The section that I expect would be most illuminating for non-quantitatively inclined readers would be the part two situations with different uncertainties. In this section it looks first at a low-uncertainty situation (Russian Roulette) then at a high uncertainty situation (Apollo 11). I think it is very important to apply these easily comprehensible examples towards two drastically levels of uncertainty because it makes it a much easier access point. Jumping straight into numbers with little context can lead to people just giving up and tuning out the rest of the information. However, using these tangible situations and very little, simple math it is much easier to get a foot in the door of this information. Once that ground layer of understanding people can feel calmer and more confident that they will be able to comprehend the rest of the information. Also, having two different examples with different levels and factors of uncertainty allows the coinciding information about COVID-19 much easier to comprehend.
I believe that the thoroughness and the many examples given when exploring what risk and uncertainty mean at a fundamental level are extremely helpful for non-quantitively-inclined readers. One of the main objectives of the essay is exactly giving a quantitative look at a problem many people view only qualitatively (will happen, may happen, won't happen). Considering there is no escape from the quantitative analysis, I believe the way the essay handles it is excellent, by explaining at a basic level what is risk and uncertainty, using several examples along the way, in a way that almost all readers paying attention and that understand the basics of fractions and percentages will be able to understand.
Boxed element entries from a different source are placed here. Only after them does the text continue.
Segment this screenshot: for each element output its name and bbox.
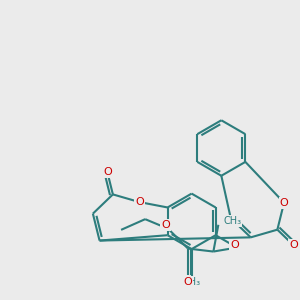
Text: CH₃: CH₃ <box>182 277 201 287</box>
Text: O: O <box>184 277 192 287</box>
Text: O: O <box>161 220 170 230</box>
Text: O: O <box>280 198 288 208</box>
Text: O: O <box>290 240 298 250</box>
Text: O: O <box>230 240 239 250</box>
Text: O: O <box>135 197 144 207</box>
Text: CH₃: CH₃ <box>223 216 241 226</box>
Text: O: O <box>103 167 112 177</box>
I also believe that the connection back to the pandemic will be specially illuminating for readers who hadn't considered uncertainty in risk from a quantitative POV before, as it equips them to better think about the numbers and predictions that are being shown to them in the media, and reflect on what they really mean, and what would be a reasonable response.
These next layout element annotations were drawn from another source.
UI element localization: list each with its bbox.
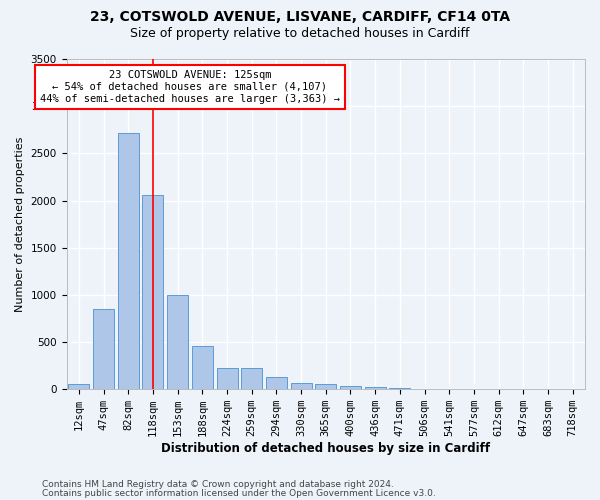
X-axis label: Distribution of detached houses by size in Cardiff: Distribution of detached houses by size … bbox=[161, 442, 490, 455]
Bar bbox=[167, 295, 188, 389]
Text: Contains public sector information licensed under the Open Government Licence v3: Contains public sector information licen… bbox=[42, 488, 436, 498]
Bar bbox=[192, 346, 213, 389]
Bar bbox=[290, 383, 311, 389]
Bar bbox=[389, 388, 410, 389]
Bar bbox=[118, 132, 139, 389]
Bar bbox=[340, 386, 361, 389]
Text: 23, COTSWOLD AVENUE, LISVANE, CARDIFF, CF14 0TA: 23, COTSWOLD AVENUE, LISVANE, CARDIFF, C… bbox=[90, 10, 510, 24]
Bar bbox=[266, 377, 287, 389]
Bar bbox=[315, 384, 336, 389]
Bar bbox=[365, 388, 386, 389]
Bar bbox=[93, 309, 114, 389]
Bar bbox=[142, 195, 163, 389]
Bar bbox=[68, 384, 89, 389]
Text: Contains HM Land Registry data © Crown copyright and database right 2024.: Contains HM Land Registry data © Crown c… bbox=[42, 480, 394, 489]
Text: Size of property relative to detached houses in Cardiff: Size of property relative to detached ho… bbox=[130, 28, 470, 40]
Y-axis label: Number of detached properties: Number of detached properties bbox=[15, 136, 25, 312]
Bar bbox=[241, 368, 262, 389]
Text: 23 COTSWOLD AVENUE: 125sqm
← 54% of detached houses are smaller (4,107)
44% of s: 23 COTSWOLD AVENUE: 125sqm ← 54% of deta… bbox=[40, 70, 340, 104]
Bar bbox=[217, 368, 238, 389]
Unequivocally, the passage in this essay on COVID statistics was eye-opening to read for someone "non-quantitatively-inclined" such as me. While the language of low-uncertainty and high-uncertainty experiences was highly interesting and illuminating, I can't imagine organically changing behaviour based on these discoveries. When the statistics are set out in such a way that they are in the essay though; in plain language, and particularly in comparative context; to the average annual death rate, to the death rate of the Spanish flu, etc., I feel like I'm being introduced to a coherent narrative, based in fact, which will tangibly impact my thoughts, opinions, and thus behaviours.
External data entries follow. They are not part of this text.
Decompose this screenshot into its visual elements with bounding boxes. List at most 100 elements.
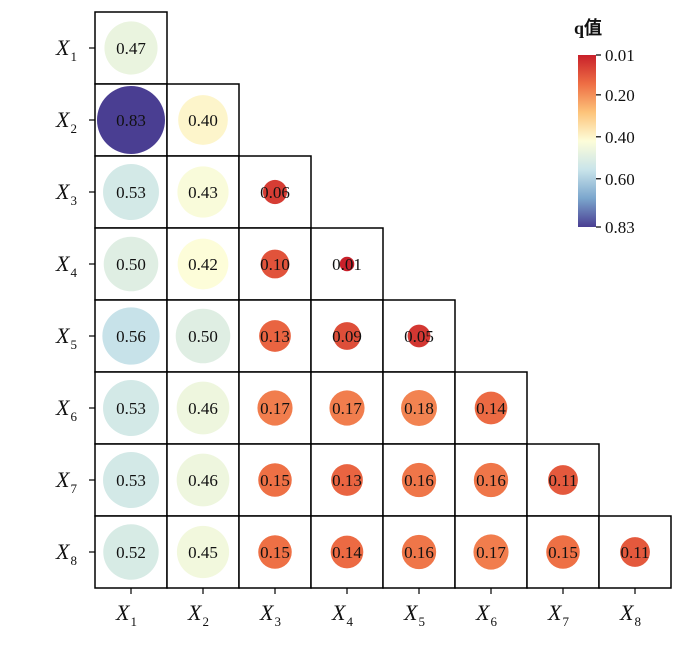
value-bubble bbox=[260, 249, 290, 279]
value-bubble bbox=[339, 256, 355, 272]
matrix-cell: 0.46 bbox=[166, 371, 240, 445]
value-label: 0.16 bbox=[476, 471, 506, 490]
y-tick-label: X1 bbox=[55, 35, 77, 64]
value-bubble bbox=[175, 308, 231, 364]
matrix-cell: 0.13 bbox=[238, 299, 312, 373]
x-tick-label: X3 bbox=[259, 600, 281, 629]
value-bubble bbox=[103, 236, 159, 292]
matrix-cell: 0.46 bbox=[166, 443, 240, 517]
value-bubble bbox=[97, 86, 165, 154]
value-bubble bbox=[333, 322, 361, 350]
matrix-cell: 0.43 bbox=[166, 155, 240, 229]
value-label: 0.14 bbox=[476, 399, 506, 418]
value-bubble bbox=[176, 453, 230, 507]
value-bubble bbox=[620, 537, 650, 567]
value-bubble bbox=[546, 535, 580, 569]
matrix-cell: 0.52 bbox=[94, 515, 168, 589]
value-bubble bbox=[103, 380, 159, 436]
value-bubble bbox=[178, 95, 228, 145]
value-label: 0.47 bbox=[116, 39, 146, 58]
matrix-cell: 0.13 bbox=[310, 443, 384, 517]
value-label: 0.83 bbox=[116, 111, 146, 130]
matrix-cells: 0.47 0.83 0.40 0.53 0.43 0.06 0.50 0.42 0.10 0.01… bbox=[94, 11, 672, 589]
value-label: 0.17 bbox=[476, 543, 506, 562]
colorbar-gradient bbox=[578, 55, 596, 227]
value-label: 0.11 bbox=[620, 543, 649, 562]
matrix-cell: 0.15 bbox=[526, 515, 600, 589]
matrix-cell: 0.53 bbox=[94, 371, 168, 445]
matrix-cell: 0.42 bbox=[166, 227, 240, 301]
value-label: 0.13 bbox=[332, 471, 362, 490]
value-label: 0.18 bbox=[404, 399, 434, 418]
matrix-cell: 0.17 bbox=[454, 515, 528, 589]
matrix-cell: 0.16 bbox=[382, 443, 456, 517]
value-bubble bbox=[401, 390, 437, 426]
value-bubble bbox=[329, 390, 365, 426]
y-tick-label: X6 bbox=[55, 395, 77, 424]
value-label: 0.15 bbox=[260, 543, 290, 562]
matrix-cell: 0.16 bbox=[454, 443, 528, 517]
matrix-cell: 0.05 bbox=[382, 299, 456, 373]
matrix-cell: 0.17 bbox=[310, 371, 384, 445]
value-label: 0.17 bbox=[332, 399, 362, 418]
value-bubble bbox=[474, 391, 508, 425]
value-bubble bbox=[258, 463, 292, 497]
value-bubble bbox=[401, 534, 437, 570]
matrix-cell: 0.10 bbox=[238, 227, 312, 301]
colorbar-tick-label: 0.83 bbox=[605, 218, 635, 237]
value-bubble bbox=[103, 524, 159, 580]
value-bubble bbox=[103, 164, 159, 220]
value-label: 0.15 bbox=[260, 471, 290, 490]
matrix-cell: 0.11 bbox=[598, 515, 672, 589]
value-label: 0.53 bbox=[116, 399, 146, 418]
matrix-cell: 0.45 bbox=[166, 515, 240, 589]
value-bubble bbox=[262, 179, 288, 205]
matrix-cell: 0.16 bbox=[382, 515, 456, 589]
value-label: 0.13 bbox=[260, 327, 290, 346]
value-label: 0.16 bbox=[404, 543, 434, 562]
value-label: 0.46 bbox=[188, 399, 218, 418]
value-label: 0.01 bbox=[332, 255, 362, 274]
value-bubble bbox=[177, 166, 229, 218]
matrix-cell: 0.06 bbox=[238, 155, 312, 229]
value-bubble bbox=[473, 534, 509, 570]
matrix-cell: 0.18 bbox=[382, 371, 456, 445]
value-label: 0.46 bbox=[188, 471, 218, 490]
x-tick-label: X7 bbox=[547, 600, 569, 629]
value-label: 0.43 bbox=[188, 183, 218, 202]
colorbar: q值0.01 0.20 0.40 0.60 0.83 bbox=[574, 17, 635, 237]
value-bubble bbox=[103, 452, 159, 508]
value-bubble bbox=[176, 525, 230, 579]
value-label: 0.09 bbox=[332, 327, 362, 346]
matrix-cell: 0.14 bbox=[454, 371, 528, 445]
x-axis-labels: X1 X2 X3 X4 X5 X6 X7 X8 bbox=[115, 588, 641, 629]
y-tick-label: X2 bbox=[55, 107, 77, 136]
colorbar-tick-label: 0.20 bbox=[605, 86, 635, 105]
matrix-cell: 0.11 bbox=[526, 443, 600, 517]
value-bubble bbox=[177, 238, 229, 290]
matrix-cell: 0.53 bbox=[94, 443, 168, 517]
x-tick-label: X2 bbox=[187, 600, 209, 629]
value-bubble bbox=[104, 21, 158, 75]
value-label: 0.42 bbox=[188, 255, 218, 274]
value-label: 0.11 bbox=[548, 471, 577, 490]
colorbar-tick-label: 0.40 bbox=[605, 128, 635, 147]
value-label: 0.16 bbox=[404, 471, 434, 490]
value-label: 0.40 bbox=[188, 111, 218, 130]
value-bubble bbox=[259, 320, 291, 352]
value-label: 0.17 bbox=[260, 399, 290, 418]
value-label: 0.10 bbox=[260, 255, 290, 274]
matrix-cell: 0.83 bbox=[94, 83, 168, 157]
value-bubble bbox=[257, 390, 293, 426]
matrix-cell: 0.15 bbox=[238, 515, 312, 589]
value-bubble bbox=[401, 462, 437, 498]
value-bubble bbox=[176, 381, 230, 435]
y-tick-label: X3 bbox=[55, 179, 77, 208]
matrix-cell: 0.56 bbox=[94, 299, 168, 373]
matrix-cell: 0.09 bbox=[310, 299, 384, 373]
x-tick-label: X5 bbox=[403, 600, 425, 629]
x-tick-label: X1 bbox=[115, 600, 137, 629]
value-label: 0.15 bbox=[548, 543, 578, 562]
The content, then, I think is excellent! It sounds silly, but perhaps a good way to impart it other than in essay format would be through a TikTok. While a short, tiktok format videos starts off mostly being watched by the younger demographic that likes the app, I see the videos being shared now frequently on other platforms, such as Twitter and Facebook, which have a larger reach for broader swathes of the population!
I surely agree, @vincentli -- these are the draft images we ultimately didn't include, but clearly should!